With less than one year before the critical Iowa caucuses, Scott Walker is gaining strength among Hawkeye State voters, according to recent polls.
The Wisconsin governor holds a commanding double-digit lead among a packed Republican field with 24 percent, according to a Feb. 12-13 Townhall/Gravis poll
of 969 registered Iowa voters.
Former Florida Gov. Jeb Bush and Kentucky Sen. Rand Paul are tied for second at 10 percent. A Gravis poll conducted January 5-7 found former Massachusetts Gov. Mitt Romney ahead of the field with 21 percent and Bush with 14 percent.
"We see Scott Walker leading; he clearly took the Mitt Romney vote. The debates the Republicans will have that start later in the year will be much more important than previous years," said Doug Kaplan, the managing partner of the Florida-based firm.
"It is hard in a large field to get a real number, when out of a dozen or more possible candidates, only six or eight will be viable Jan. 5, 2016, the day of the Iowa caucuses," he added.

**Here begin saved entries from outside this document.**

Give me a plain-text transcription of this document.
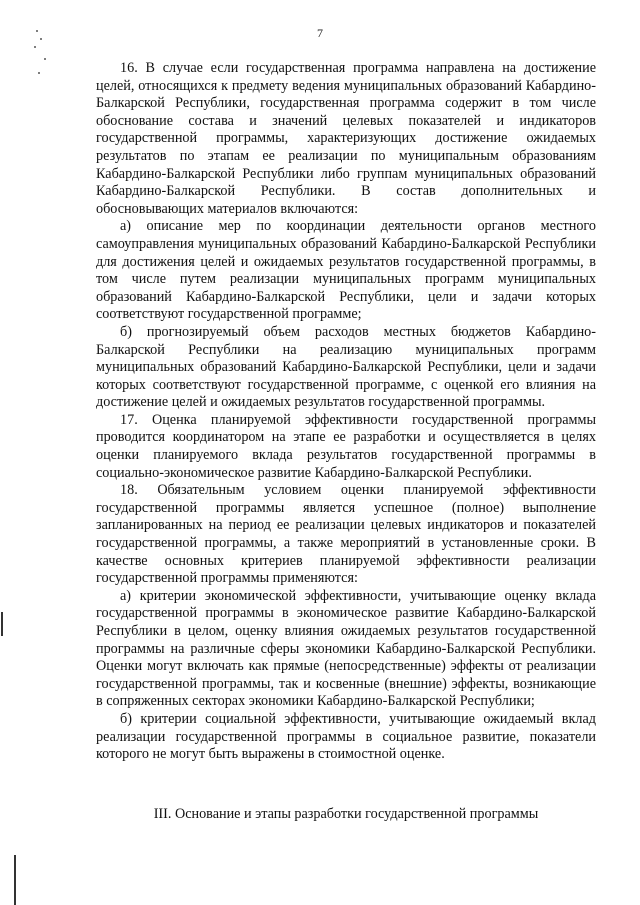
7

16. В случае если государственная программа направлена на достижение целей, относящихся к предмету ведения муниципальных образований Кабардино-Балкарской Республики, государственная программа содержит в том числе обоснование состава и значений целевых показателей и индикаторов государственной программы, характеризующих достижение ожидаемых результатов по этапам ее реализации по муниципальным образованиям Кабардино-Балкарской Республики либо группам муниципальных образований Кабардино-Балкарской Республики. В состав дополнительных и обосновывающих материалов включаются:

а) описание мер по координации деятельности органов местного самоуправления муниципальных образований Кабардино-Балкарской Республики для достижения целей и ожидаемых результатов государственной программы, в том числе путем реализации муниципальных программ муниципальных образований Кабардино-Балкарской Республики, цели и задачи которых соответствуют государственной программе;

б) прогнозируемый объем расходов местных бюджетов Кабардино-Балкарской Республики на реализацию муниципальных программ муниципальных образований Кабардино-Балкарской Республики, цели и задачи которых соответствуют государственной программе, с оценкой его влияния на достижение целей и ожидаемых результатов государственной программы.

17. Оценка планируемой эффективности государственной программы проводится координатором на этапе ее разработки и осуществляется в целях оценки планируемого вклада результатов государственной программы в социально-экономическое развитие Кабардино-Балкарской Республики.

18. Обязательным условием оценки планируемой эффективности государственной программы является успешное (полное) выполнение запланированных на период ее реализации целевых индикаторов и показателей государственной программы, а также мероприятий в установленные сроки. В качестве основных критериев планируемой эффективности реализации государственной программы применяются:

а) критерии экономической эффективности, учитывающие оценку вклада государственной программы в экономическое развитие Кабардино-Балкарской Республики в целом, оценку влияния ожидаемых результатов государственной программы на различные сферы экономики Кабардино-Балкарской Республики. Оценки могут включать как прямые (непосредственные) эффекты от реализации государственной программы, так и косвенные (внешние) эффекты, возникающие в сопряженных секторах экономики Кабардино-Балкарской Республики;

б) критерии социальной эффективности, учитывающие ожидаемый вклад реализации государственной программы в социальное развитие, показатели которого не могут быть выражены в стоимостной оценке.

III. Основание и этапы разработки государственной программы
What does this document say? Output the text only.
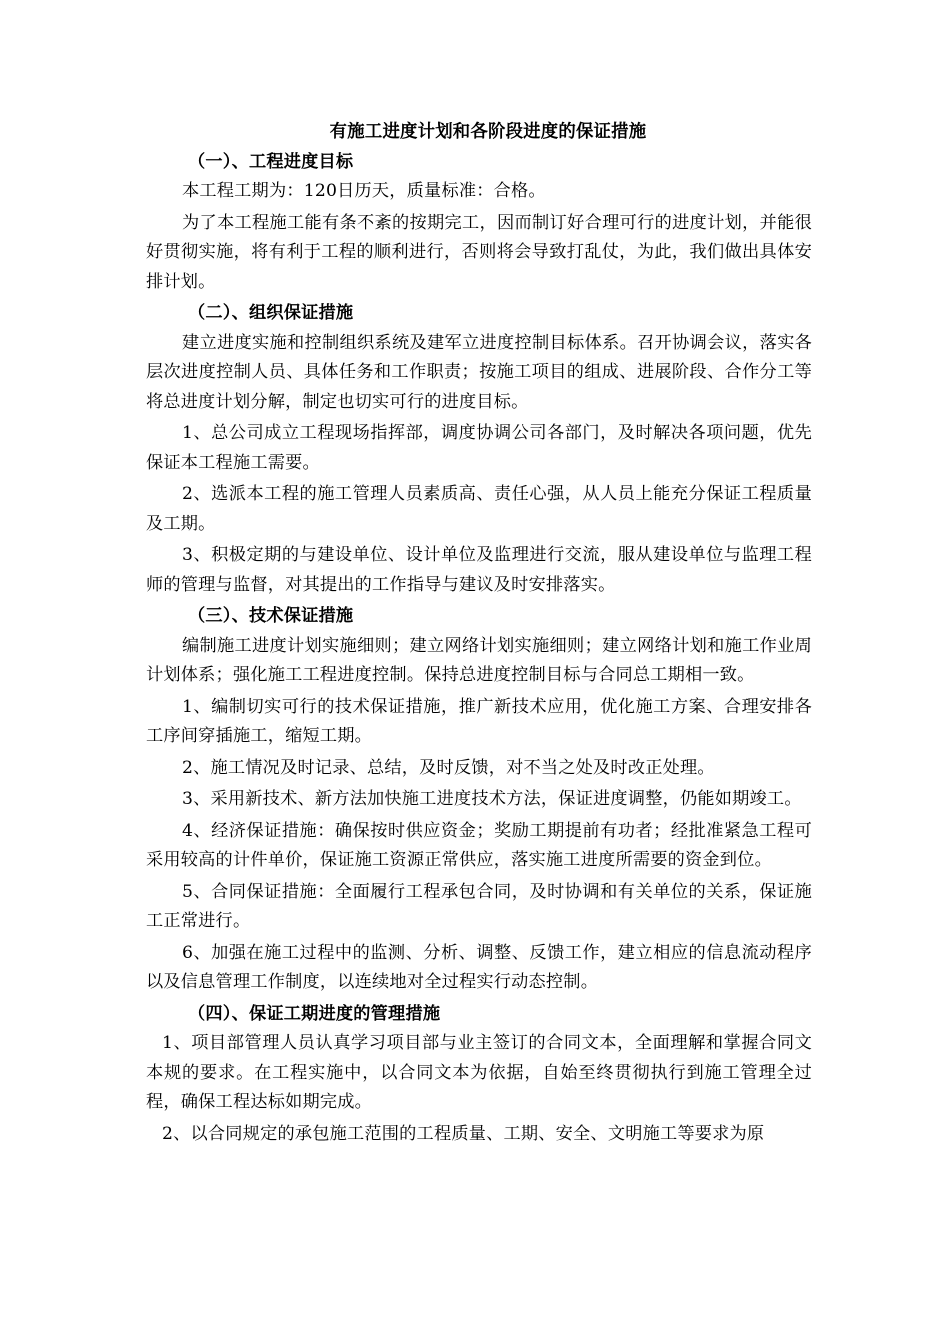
有施工进度计划和各阶段进度的保证措施

（一）、工程进度目标

本工程工期为：120日历天，质量标准：合格。

为了本工程施工能有条不紊的按期完工，因而制订好合理可行的进度计划，并能很好贯彻实施，将有利于工程的顺利进行，否则将会导致打乱仗，为此，我们做出具体安排计划。

（二）、组织保证措施

建立进度实施和控制组织系统及建军立进度控制目标体系。召开协调会议，落实各层次进度控制人员、具体任务和工作职责；按施工项目的组成、进展阶段、合作分工等将总进度计划分解，制定也切实可行的进度目标。

1、总公司成立工程现场指挥部，调度协调公司各部门，及时解决各项问题，优先保证本工程施工需要。

2、选派本工程的施工管理人员素质高、责任心强，从人员上能充分保证工程质量及工期。

3、积极定期的与建设单位、设计单位及监理进行交流，服从建设单位与监理工程师的管理与监督，对其提出的工作指导与建议及时安排落实。

（三）、技术保证措施

编制施工进度计划实施细则；建立网络计划实施细则；建立网络计划和施工作业周计划体系；强化施工工程进度控制。保持总进度控制目标与合同总工期相一致。

1、编制切实可行的技术保证措施，推广新技术应用，优化施工方案、合理安排各工序间穿插施工，缩短工期。

2、施工情况及时记录、总结，及时反馈，对不当之处及时改正处理。

3、采用新技术、新方法加快施工进度技术方法，保证进度调整，仍能如期竣工。

4、经济保证措施：确保按时供应资金；奖励工期提前有功者；经批准紧急工程可采用较高的计件单价，保证施工资源正常供应，落实施工进度所需要的资金到位。

5、合同保证措施：全面履行工程承包合同，及时协调和有关单位的关系，保证施工正常进行。

6、加强在施工过程中的监测、分析、调整、反馈工作，建立相应的信息流动程序以及信息管理工作制度，以连续地对全过程实行动态控制。

（四）、保证工期进度的管理措施

1、项目部管理人员认真学习项目部与业主签订的合同文本，全面理解和掌握合同文本规的要求。在工程实施中，以合同文本为依据，自始至终贯彻执行到施工管理全过程，确保工程达标如期完成。

2、以合同规定的承包施工范围的工程质量、工期、安全、文明施工等要求为原
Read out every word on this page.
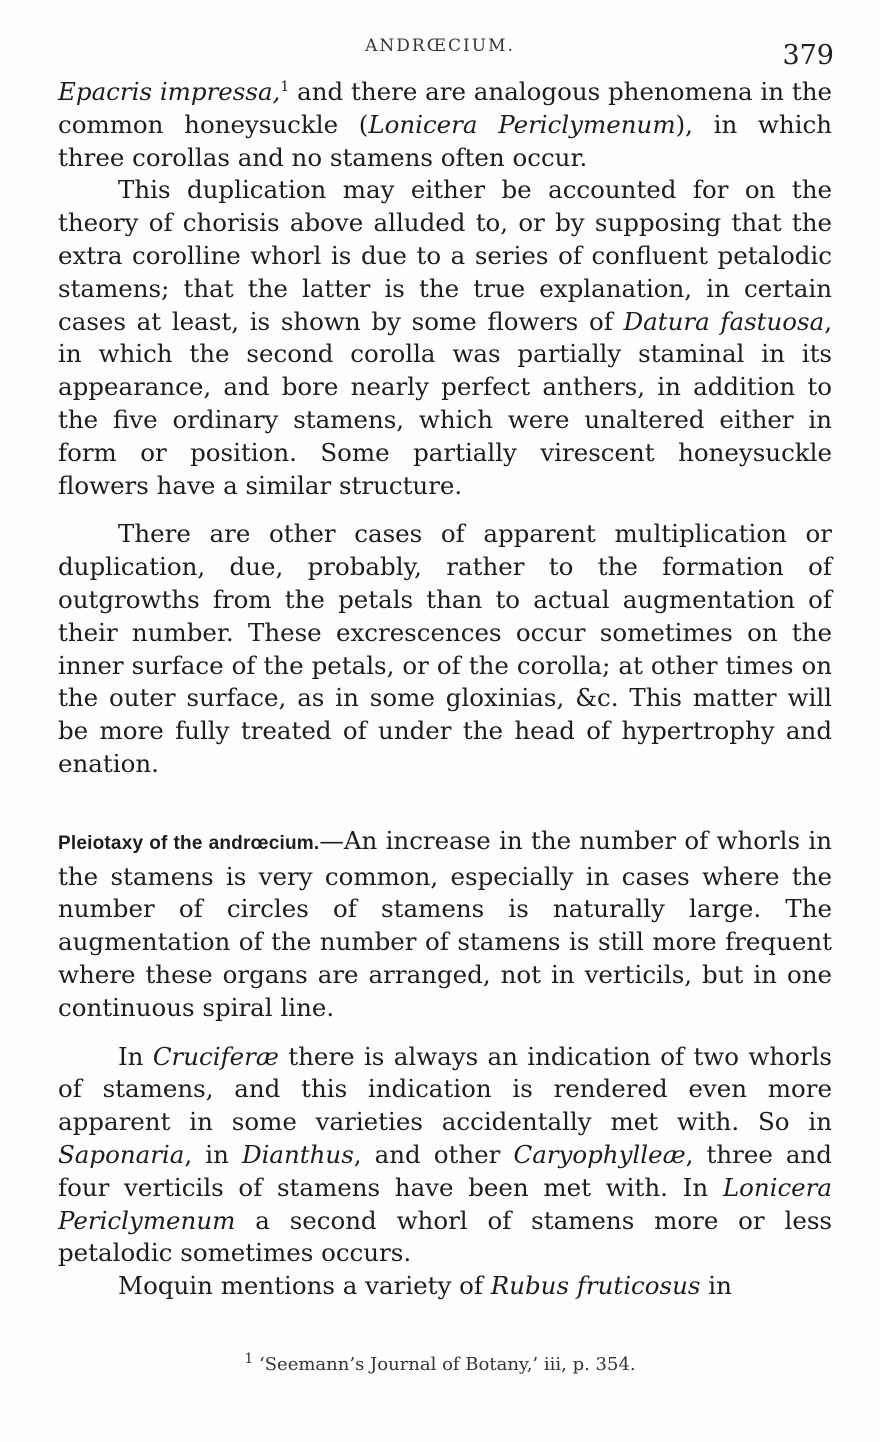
ANDRŒCIUM.	379

Epacris impressa,$^1$ and there are analogous phenomena in the common honeysuckle (Lonicera Periclymenum), in which three corollas and no stamens often occur.

This duplication may either be accounted for on the theory of chorisis above alluded to, or by supposing that the extra corolline whorl is due to a series of confluent petalodic stamens; that the latter is the true explanation, in certain cases at least, is shown by some flowers of Datura fastuosa, in which the second corolla was partially staminal in its appearance, and bore nearly perfect anthers, in addition to the five ordinary stamens, which were unaltered either in form or position. Some partially virescent honeysuckle flowers have a similar structure.

There are other cases of apparent multiplication or duplication, due, probably, rather to the formation of outgrowths from the petals than to actual augmentation of their number. These excrescences occur sometimes on the inner surface of the petals, or of the corolla; at other times on the outer surface, as in some gloxinias, &c. This matter will be more fully treated of under the head of hypertrophy and enation.

Pleiotaxy of the andrœcium.—An increase in the number of whorls in the stamens is very common, especially in cases where the number of circles of stamens is naturally large. The augmentation of the number of stamens is still more frequent where these organs are arranged, not in verticils, but in one continuous spiral line.

In Cruciferæ there is always an indication of two whorls of stamens, and this indication is rendered even more apparent in some varieties accidentally met with. So in Saponaria, in Dianthus, and other Caryophylleæ, three and four verticils of stamens have been met with. In Lonicera Periclymenum a second whorl of stamens more or less petalodic sometimes occurs.

Moquin mentions a variety of Rubus fruticosus in

$^1$ ‘Seemann’s Journal of Botany,’ iii, p. 354.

Walker also leads in a recent Des Moines Register/Bloomberg Politics poll
, which was taken before Romney announced he would not run for the nomination, with 15 percent and is the second-choice among caucus voters who favor an "establishment" candidate
. Paul was one point behind Walker.
Outside of Iowa, Walker's prospects also are brightening. The National Journal has bumped him up to second on its GOP Presidential Power Rankings
survey, which rates potential candidates' chances of winning based "on their individual strengths and weaknesses, political organizations, poll numbers — and on the odds that they even decide to run."
Bush was rated first in the first Power Rankings survey, a position he continues to hold, but Walker has moved from fourth place into second, in part due to his strong showing at last month's Iowa Freedom Summit.
"The question now is how Walker handles the scrutiny of being a perceived front-runner. Already this past week, the Boston Globe and Washington Post published lengthy stories digging into Walker's college years. (He didn't graduate from Marquette University.)
"And during a trip last week to the United Kingdom, Walker was unprepared to answer questions about foreign policy and evolution.
"There's nothing wrong with sitting atop the polls this early; it lends Walker legitimacy in the eyes of donors and activists alike. But the Wisconsin governor now has a target on his back — and his opponents have an entire year to take their shots," The National Journal said.
Walker's reluctance to answer the question about evolution is one reason why some believe he would not make a good candidate, while his past run-ins with labor unions is another.
"Unions might otherwise feel ambivalent about a Hillary Clinton candidacy, especially with the prospect of an insurgent campaign by Sen. Elizabeth Warren of Massachusetts, who would likely embrace more firmly the divisive rhetoric about income equality that union members love to hear.
"If Walker is the GOP nominee, ambivalence will be trumped by anger. An activated and animated base of union supporters throwing money at the Democrats is a headache that Republicans don't need," writes CNN contributor Ruben Navarrette
Navarrette also argues that Walker lacks the foreign policy experience needed to lead the nation in a "dangerous world."